On Monday, it will broadcast Enid, a drama starring Helena Bonham Carter as Blyton, which the producers promise will show a previously hidden side of the author's life.
"You get to see in the bedroom, the pyjamas," says Sally Woodward Gentle, the executive producer, breathlessly. "It creates an intimacy that BBC Four is very good at."
Bonham Carter admits that the programme pulls no punches in its portrayal of the writer. "She's dreadful," claims the actress in Ariel, the BBC's in-house magazine. "But she's trying her hardest and I hope people come away feeling conflicted.
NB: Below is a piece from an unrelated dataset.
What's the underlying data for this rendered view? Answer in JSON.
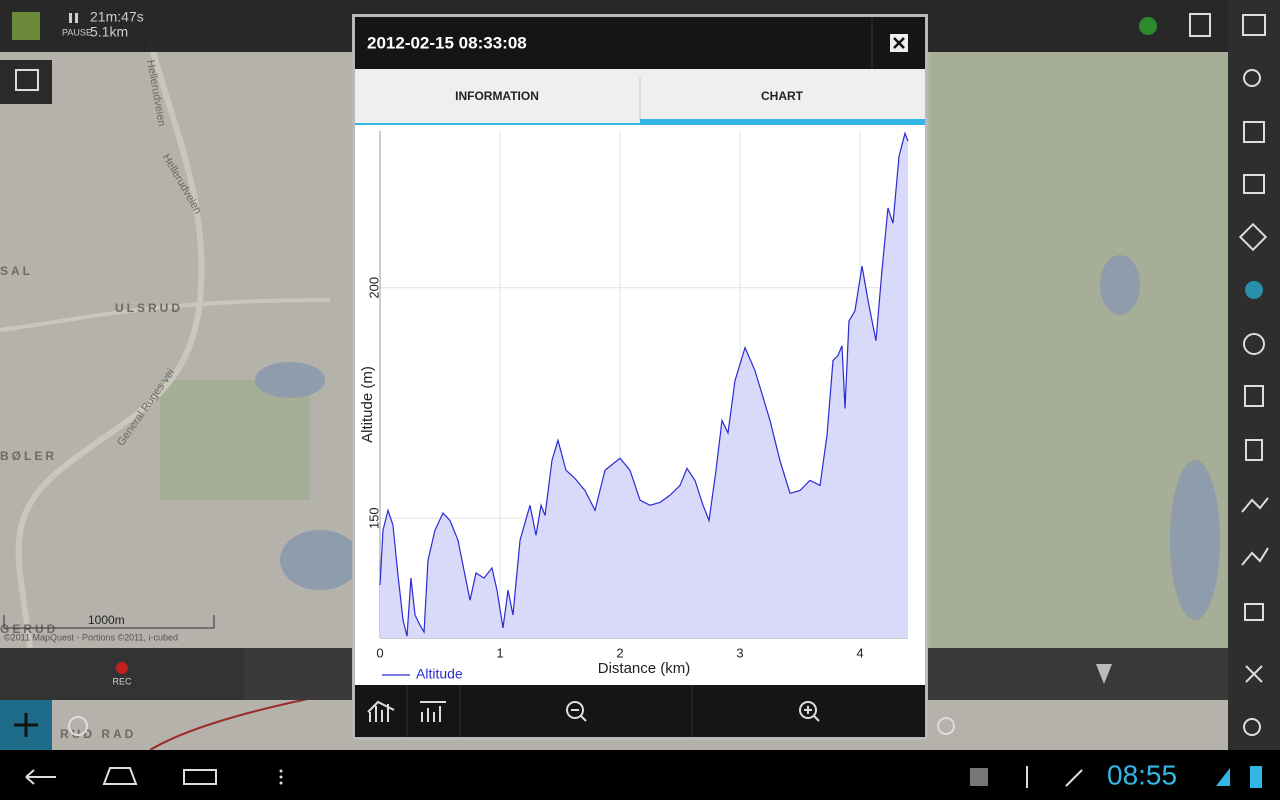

There's a lot of her in me: she was a 'forever child' who invented a world that was comforting and enchanting."

The drama is expected to delve into the private life of Blyton, whose works have sold more than 500 million copies. The author, who died in 1968, pursued an affair with a married surgeon, Kenneth Walter, whom she later married. She airbrushed her first husband, Hugh Pollock, from her life and denied him access to their two daughters, Gillian and Imogen.
Gillian, who died two years ago, has described her as "a fair and loving mother''. Imogen, who is four years her junior, thought, however, that her mother was "arrogant, insecure, pretentious... and without a trace of maternal instinct''.

Whatever the drama's reception, one person will not be among its viewers. "I won't watch it," says Bonham Carter. "Most actors I know loathe watching themselves. It's not like I am going to do exactly the same part next year, so what's the point?"